Все рассмеялись, а Франк галантно наклонился к фрау Вехтер и спросил, каким ударом, по ее мнению, Христос провел бы свой нокаут.
– Герр Шмелинг, – заметила фрау Вехтер, – может ответить вам лучше меня.
– Это нетрудно, – сказал Шмелинг, внимательно разглядывая лицо Франка, как бы выбирая точку приложения удара, – любой удар может привести к нокауту. У вас слабая голова.
– Слабая голова? – вскричал, покраснев, Франк.
Он поводил ладонью по лицу, стараясь казаться непринужденным, но было явно видно, что он расстроен. Все откровенно смеялись, фрау Вехтер терла платком глаза, осушая слезы смеха. Фрау Бригитта выбрала удачный момент и пришла на помощь Франку, она обратилась ко мне:
– Генерал-губернатор – большой друг польского духовенства здесь, в Польше, он настоящий защитник католичества.
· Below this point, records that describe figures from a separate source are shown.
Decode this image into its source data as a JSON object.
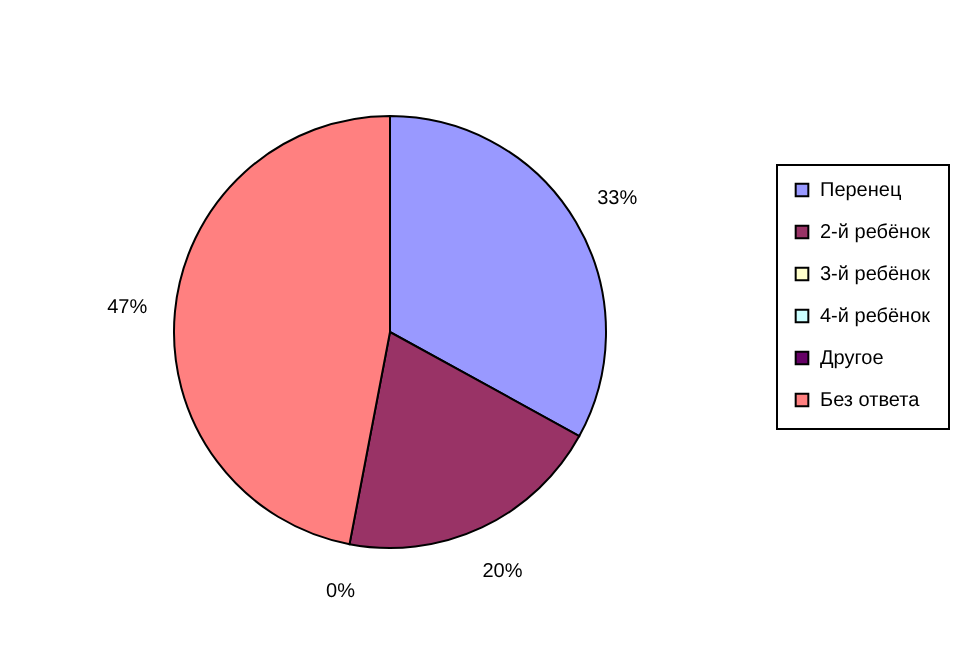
{
  "chart_data": {
    "type": "pie",
    "categories": [
      "Перенец",
      "2-й ребёнок",
      "3-й ребёнок",
      "4-й ребёнок",
      "Другое",
      "Без ответа"
    ],
    "values": [
      33,
      20,
      0,
      0,
      0,
      47
    ],
    "colors": [
      "#9999ff",
      "#993366",
      "#ffffcc",
      "#ccffff",
      "#660066",
      "#ff8080"
    ],
    "value_labels": [
      "33%",
      "20%",
      null,
      null,
      "0%",
      "47%"
    ],
    "legend": "right"
  }
}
– Правда? – воскликнул я, изображая искренний интерес.
– Польское духовенство, – сказал Франк, с удовольствием меняя тему, – вначале меня невзлюбило. И у меня были серьезные основания быть недовольным ксендзами. Но после последних событий в России духовенство стало держаться ко мне поближе. И знаете почему? Они боятся, что Россия победит Германию. Ха-ха-ха! Sehr amüsant, nicht wahr?
– Ja, sehr amüsant, – ответил я.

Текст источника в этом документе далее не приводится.